My system packages managed by Nix are as follows:

environment.systemPackages = with pkgs; [
    acpi # battery interfae
    arandr # simple app to configure displays
    brightnessctl # for manipulating screen brightness
    curl
    gcc
    git
    gnumake
    htop
    networkmanagerapplet # tray icon
    pulseaudio # for audio controls
    unzip
    wget
    xorg.xhost # give permission to access X-server from a container
    zip
];

My user packages managed by Nix are as follows:

packages = with pkgs; [
    firefox # best browser
    alacritty # terminal application
    xautolock # automatic screen locking
    flameshot # Screenshots
    keepassxc # password manager
    distrobox # Linux distribution as Podman/Docker
];

I consider this packages as common and very basic, so they are managed at the host level.

Podman

#

To enable Podman in NixOS, I added the following snippet to my configuration.nix:

  virtualisation = {
    podman = {
      enable = true;
      # Create a `docker` alias for podman, to use it as a drop-in replacement
      dockerCompat = true;
      # Required for containers under podman-compose to be able to talk to each other.
      defaultNetwork.settings = {
        dns_enabled = true;
      };
    };
  };

Now, I can utilize familiar Docker commands like docker ps.

DistroBox

#

DistroBox allows you to

Use any Linux distribution inside your terminal.

With DistroBox I can create disposable and project-/client-specific containers without altering the host system ⁴

Create the default container

#

This container acts as my default container for non project specific tasks.

distrobox-create --name default --init --image docker.io/library/archlinux:latest
distrobox-enter default

--name sets the name of the container and its hostname. --init enables the init system inside the container which also prevents from accessing the host’s processes. --image specifies which Docker image to use.

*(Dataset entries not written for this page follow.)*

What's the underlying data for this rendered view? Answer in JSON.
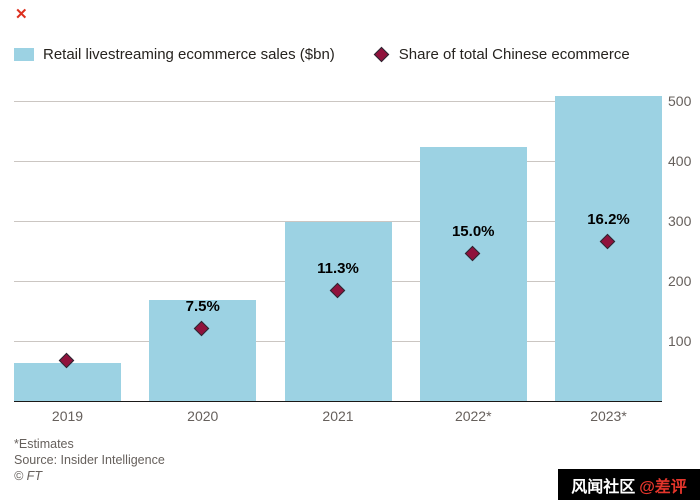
{
  "page": {
    "close_glyph": "✕"
  },
  "legend": {
    "bars_label": "Retail livestreaming ecommerce sales ($bn)",
    "share_label": "Share of total Chinese ecommerce"
  },
  "chart_data": {
    "type": "bar",
    "title": "",
    "xlabel": "",
    "ylabel": "",
    "categories": [
      "2019",
      "2020",
      "2021",
      "2022*",
      "2023*"
    ],
    "series": [
      {
        "name": "Retail livestreaming ecommerce sales ($bn)",
        "type": "bar",
        "values": [
          65,
          170,
          300,
          425,
          510
        ],
        "color": "#9cd2e3"
      },
      {
        "name": "Share of total Chinese ecommerce",
        "type": "scatter",
        "marker": "diamond",
        "values_percent": [
          4.3,
          7.5,
          11.3,
          15.0,
          16.2
        ],
        "point_labels": [
          "",
          "7.5%",
          "11.3%",
          "15.0%",
          "16.2%"
        ],
        "color": "#90123c"
      }
    ],
    "y_axis": {
      "side": "right",
      "ticks": [
        100,
        200,
        300,
        400,
        500
      ],
      "range": [
        0,
        517
      ]
    },
    "secondary_axis": {
      "visible": false,
      "layout_max_percent": 31
    },
    "grid": true,
    "legend_position": "top"
  },
  "footer": {
    "estimates_note": "*Estimates",
    "source": "Source: Insider Intelligence",
    "ft_credit": "© FT"
  },
  "watermark": {
    "site": "风闻社区",
    "handle": "@差评"
  }
}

Configure the default container

#

For now, I only run a simple bash script to configure the container, but I could switch to e.g. Ansible for a more sophisticated approach.

#!/bin/bash
set -e

sudo pacman --noconfirm -S base-devel ueberzug

# Install brew
NONINTERACTIVE=1 /bin/bash -c \
	"$(curl -fsSL \
		https://raw.githubusercontent.com/Homebrew/install/HEAD/install.sh)"

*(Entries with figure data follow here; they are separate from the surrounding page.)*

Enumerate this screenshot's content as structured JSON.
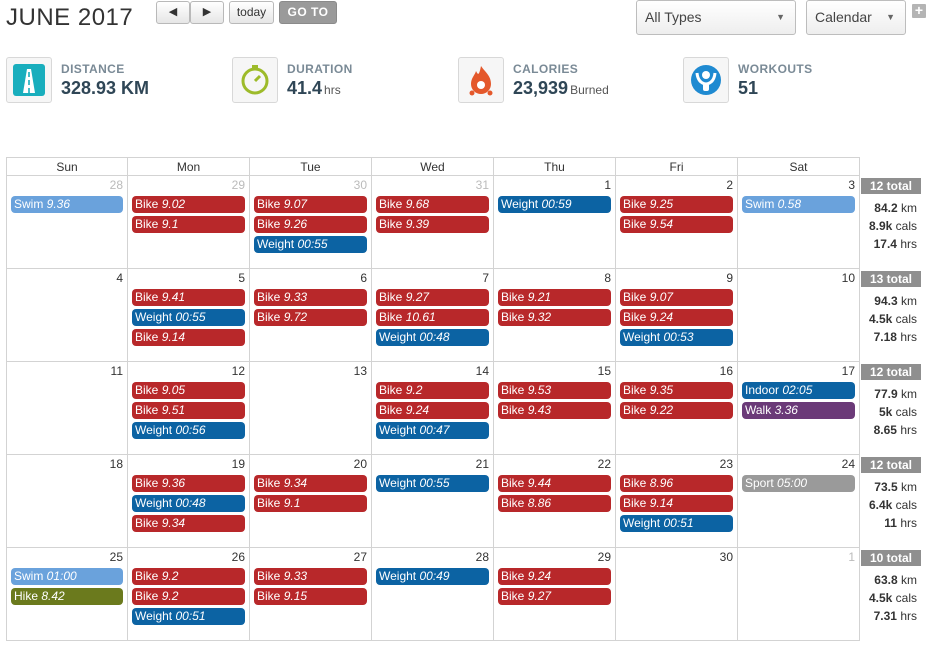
{
  "header": {
    "title": "JUNE 2017",
    "prev_label": "◀",
    "next_label": "▶",
    "today_label": "today",
    "goto_label": "GO TO",
    "types_select": "All Types",
    "view_select": "Calendar",
    "add_label": "+"
  },
  "stats": {
    "distance": {
      "label": "DISTANCE",
      "value": "328.93 KM",
      "unit": ""
    },
    "duration": {
      "label": "DURATION",
      "value": "41.4",
      "unit": "hrs"
    },
    "calories": {
      "label": "CALORIES",
      "value": "23,939",
      "unit": "Burned"
    },
    "workouts": {
      "label": "WORKOUTS",
      "value": "51",
      "unit": ""
    }
  },
  "colors": {
    "bike": "#b8282a",
    "weight": "#0c63a3",
    "swim": "#6aa2dc",
    "indoor": "#0c63a3",
    "walk": "#6b3a78",
    "hike": "#6b7a1d",
    "sport": "#9a9a9a"
  },
  "weekdays": [
    "Sun",
    "Mon",
    "Tue",
    "Wed",
    "Thu",
    "Fri",
    "Sat"
  ],
  "weeks": [
    {
      "days": [
        {
          "num": "28",
          "other": true,
          "events": [
            {
              "type": "swim",
              "name": "Swim",
              "val": "9.36"
            }
          ]
        },
        {
          "num": "29",
          "other": true,
          "events": [
            {
              "type": "bike",
              "name": "Bike",
              "val": "9.02"
            },
            {
              "type": "bike",
              "name": "Bike",
              "val": "9.1"
            }
          ]
        },
        {
          "num": "30",
          "other": true,
          "events": [
            {
              "type": "bike",
              "name": "Bike",
              "val": "9.07"
            },
            {
              "type": "bike",
              "name": "Bike",
              "val": "9.26"
            },
            {
              "type": "weight",
              "name": "Weight",
              "val": "00:55"
            }
          ]
        },
        {
          "num": "31",
          "other": true,
          "events": [
            {
              "type": "bike",
              "name": "Bike",
              "val": "9.68"
            },
            {
              "type": "bike",
              "name": "Bike",
              "val": "9.39"
            }
          ]
        },
        {
          "num": "1",
          "other": false,
          "events": [
            {
              "type": "weight",
              "name": "Weight",
              "val": "00:59"
            }
          ]
        },
        {
          "num": "2",
          "other": false,
          "events": [
            {
              "type": "bike",
              "name": "Bike",
              "val": "9.25"
            },
            {
              "type": "bike",
              "name": "Bike",
              "val": "9.54"
            }
          ]
        },
        {
          "num": "3",
          "other": false,
          "events": [
            {
              "type": "swim",
              "name": "Swim",
              "val": "0.58"
            }
          ]
        }
      ],
      "total": {
        "badge": "12 total",
        "km": "84.2",
        "km_unit": "km",
        "cals": "8.9k",
        "cals_unit": "cals",
        "hrs": "17.4",
        "hrs_unit": "hrs"
      }
    },
    {
      "days": [
        {
          "num": "4",
          "other": false,
          "events": []
        },
        {
          "num": "5",
          "other": false,
          "events": [
            {
              "type": "bike",
              "name": "Bike",
              "val": "9.41"
            },
            {
              "type": "weight",
              "name": "Weight",
              "val": "00:55"
            },
            {
              "type": "bike",
              "name": "Bike",
              "val": "9.14"
            }
          ]
        },
        {
          "num": "6",
          "other": false,
          "events": [
            {
              "type": "bike",
              "name": "Bike",
              "val": "9.33"
            },
            {
              "type": "bike",
              "name": "Bike",
              "val": "9.72"
            }
          ]
        },
        {
          "num": "7",
          "other": false,
          "events": [
            {
              "type": "bike",
              "name": "Bike",
              "val": "9.27"
            },
            {
              "type": "bike",
              "name": "Bike",
              "val": "10.61"
            },
            {
              "type": "weight",
              "name": "Weight",
              "val": "00:48"
            }
          ]
        },
        {
          "num": "8",
          "other": false,
          "events": [
            {
              "type": "bike",
              "name": "Bike",
              "val": "9.21"
            },
            {
              "type": "bike",
              "name": "Bike",
              "val": "9.32"
            }
          ]
        },
        {
          "num": "9",
          "other": false,
          "events": [
            {
              "type": "bike",
              "name": "Bike",
              "val": "9.07"
            },
            {
              "type": "bike",
              "name": "Bike",
              "val": "9.24"
            },
            {
              "type": "weight",
              "name": "Weight",
              "val": "00:53"
            }
          ]
        },
        {
          "num": "10",
          "other": false,
          "events": []
        }
      ],
      "total": {
        "badge": "13 total",
        "km": "94.3",
        "km_unit": "km",
        "cals": "4.5k",
        "cals_unit": "cals",
        "hrs": "7.18",
        "hrs_unit": "hrs"
      }
    },
    {
      "days": [
        {
          "num": "11",
          "other": false,
          "events": []
        },
        {
          "num": "12",
          "other": false,
          "events": [
            {
              "type": "bike",
              "name": "Bike",
              "val": "9.05"
            },
            {
              "type": "bike",
              "name": "Bike",
              "val": "9.51"
            },
            {
              "type": "weight",
              "name": "Weight",
              "val": "00:56"
            }
          ]
        },
        {
          "num": "13",
          "other": false,
          "events": []
        },
        {
          "num": "14",
          "other": false,
          "events": [
            {
              "type": "bike",
              "name": "Bike",
              "val": "9.2"
            },
            {
              "type": "bike",
              "name": "Bike",
              "val": "9.24"
            },
            {
              "type": "weight",
              "name": "Weight",
              "val": "00:47"
            }
          ]
        },
        {
          "num": "15",
          "other": false,
          "events": [
            {
              "type": "bike",
              "name": "Bike",
              "val": "9.53"
            },
            {
              "type": "bike",
              "name": "Bike",
              "val": "9.43"
            }
          ]
        },
        {
          "num": "16",
          "other": false,
          "events": [
            {
              "type": "bike",
              "name": "Bike",
              "val": "9.35"
            },
            {
              "type": "bike",
              "name": "Bike",
              "val": "9.22"
            }
          ]
        },
        {
          "num": "17",
          "other": false,
          "events": [
            {
              "type": "indoor",
              "name": "Indoor",
              "val": "02:05"
            },
            {
              "type": "walk",
              "name": "Walk",
              "val": "3.36"
            }
          ]
        }
      ],
      "total": {
        "badge": "12 total",
        "km": "77.9",
        "km_unit": "km",
        "cals": "5k",
        "cals_unit": "cals",
        "hrs": "8.65",
        "hrs_unit": "hrs"
      }
    },
    {
      "days": [
        {
          "num": "18",
          "other": false,
          "events": []
        },
        {
          "num": "19",
          "other": false,
          "events": [
            {
              "type": "bike",
              "name": "Bike",
              "val": "9.36"
            },
            {
              "type": "weight",
              "name": "Weight",
              "val": "00:48"
            },
            {
              "type": "bike",
              "name": "Bike",
              "val": "9.34"
            }
          ]
        },
        {
          "num": "20",
          "other": false,
          "events": [
            {
              "type": "bike",
              "name": "Bike",
              "val": "9.34"
            },
            {
              "type": "bike",
              "name": "Bike",
              "val": "9.1"
            }
          ]
        },
        {
          "num": "21",
          "other": false,
          "events": [
            {
              "type": "weight",
              "name": "Weight",
              "val": "00:55"
            }
          ]
        },
        {
          "num": "22",
          "other": false,
          "events": [
            {
              "type": "bike",
              "name": "Bike",
              "val": "9.44"
            },
            {
              "type": "bike",
              "name": "Bike",
              "val": "8.86"
            }
          ]
        },
        {
          "num": "23",
          "other": false,
          "events": [
            {
              "type": "bike",
              "name": "Bike",
              "val": "8.96"
            },
            {
              "type": "bike",
              "name": "Bike",
              "val": "9.14"
            },
            {
              "type": "weight",
              "name": "Weight",
              "val": "00:51"
            }
          ]
        },
        {
          "num": "24",
          "other": false,
          "events": [
            {
              "type": "sport",
              "name": "Sport",
              "val": "05:00"
            }
          ]
        }
      ],
      "total": {
        "badge": "12 total",
        "km": "73.5",
        "km_unit": "km",
        "cals": "6.4k",
        "cals_unit": "cals",
        "hrs": "11",
        "hrs_unit": "hrs"
      }
    },
    {
      "days": [
        {
          "num": "25",
          "other": false,
          "events": [
            {
              "type": "swim",
              "name": "Swim",
              "val": "01:00"
            },
            {
              "type": "hike",
              "name": "Hike",
              "val": "8.42"
            }
          ]
        },
        {
          "num": "26",
          "other": false,
          "events": [
            {
              "type": "bike",
              "name": "Bike",
              "val": "9.2"
            },
            {
              "type": "bike",
              "name": "Bike",
              "val": "9.2"
            },
            {
              "type": "weight",
              "name": "Weight",
              "val": "00:51"
            }
          ]
        },
        {
          "num": "27",
          "other": false,
          "events": [
            {
              "type": "bike",
              "name": "Bike",
              "val": "9.33"
            },
            {
              "type": "bike",
              "name": "Bike",
              "val": "9.15"
            }
          ]
        },
        {
          "num": "28",
          "other": false,
          "events": [
            {
              "type": "weight",
              "name": "Weight",
              "val": "00:49"
            }
          ]
        },
        {
          "num": "29",
          "other": false,
          "events": [
            {
              "type": "bike",
              "name": "Bike",
              "val": "9.24"
            },
            {
              "type": "bike",
              "name": "Bike",
              "val": "9.27"
            }
          ]
        },
        {
          "num": "30",
          "other": false,
          "events": []
        },
        {
          "num": "1",
          "other": true,
          "events": []
        }
      ],
      "total": {
        "badge": "10 total",
        "km": "63.8",
        "km_unit": "km",
        "cals": "4.5k",
        "cals_unit": "cals",
        "hrs": "7.31",
        "hrs_unit": "hrs"
      }
    }
  ]
}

export PATH=/home/linuxbrew/.linuxbrew/bin:$PATH

# Install packages
brew install \
	age \
	chezmoi \
	fd \
	gcc \
	git \
	gitui \
	go \
	java \
	lf \
	libnotify \
	nodejs \
	ripgrep \
	tig \
	tmux \
	trash-cli \
	xclip \
	zoxide

# Install Neovim nightly
brew install neovim --head

# Download my dotfiles bootstrap script
wget https://raw.githubusercontent.com/Allaman/dots/main/bootstrap.sh
chmod +x bootstrap.sh

Host integration

#

My default terminal shortcut opens a terminal within my default container:

bindsym $mod+Return exec --no-startup-id alacritty -e distrobox-enter default

In order to allow sharing the system clipboard between containers xhost is called at startup.

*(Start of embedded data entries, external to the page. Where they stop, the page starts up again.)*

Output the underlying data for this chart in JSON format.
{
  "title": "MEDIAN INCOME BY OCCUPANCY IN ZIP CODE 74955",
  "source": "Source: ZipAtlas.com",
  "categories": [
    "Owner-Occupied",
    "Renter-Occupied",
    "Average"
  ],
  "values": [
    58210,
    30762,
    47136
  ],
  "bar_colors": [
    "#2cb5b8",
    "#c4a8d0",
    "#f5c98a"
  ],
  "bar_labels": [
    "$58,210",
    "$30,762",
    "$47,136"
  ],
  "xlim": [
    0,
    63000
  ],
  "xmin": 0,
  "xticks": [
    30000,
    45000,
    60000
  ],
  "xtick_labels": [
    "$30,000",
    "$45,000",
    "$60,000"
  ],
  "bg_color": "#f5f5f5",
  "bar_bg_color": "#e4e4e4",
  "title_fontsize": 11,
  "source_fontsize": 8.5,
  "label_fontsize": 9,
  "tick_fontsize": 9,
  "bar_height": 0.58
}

exec --no-startup-id xhost +si:localuser:$USER

Nix shell

#

If you are familiar with Nix(OS) you might ask why are you not using nix shell respectively nix-shell? A legitimate question!

To be honest, the answer is because of Neovim. My Neovim config depends on Mason for downloading the required binaries for my config⁵. Due to the nature of NixOS, running binaries does not always work⁶. Regarding my setup, stylua, lua-language-server, and marksman are affected binaries with presumably hard coded paths. There are solutions described in ⁶, but they are a little bit challenging for me.

As I mentioned earlier, I am not willing to rewrite my Neovim configuration. With this approach, I can circumvent this limitation by running Neovim inside a container with a “normal” Linux file system where paths are available.

Conclusion

#

With this approach I can combine the best of two worlds. NixOS as a rock solid unbreakable and sort of immutable host system and Distrobox providing a layer where “normal Linux rules” apply.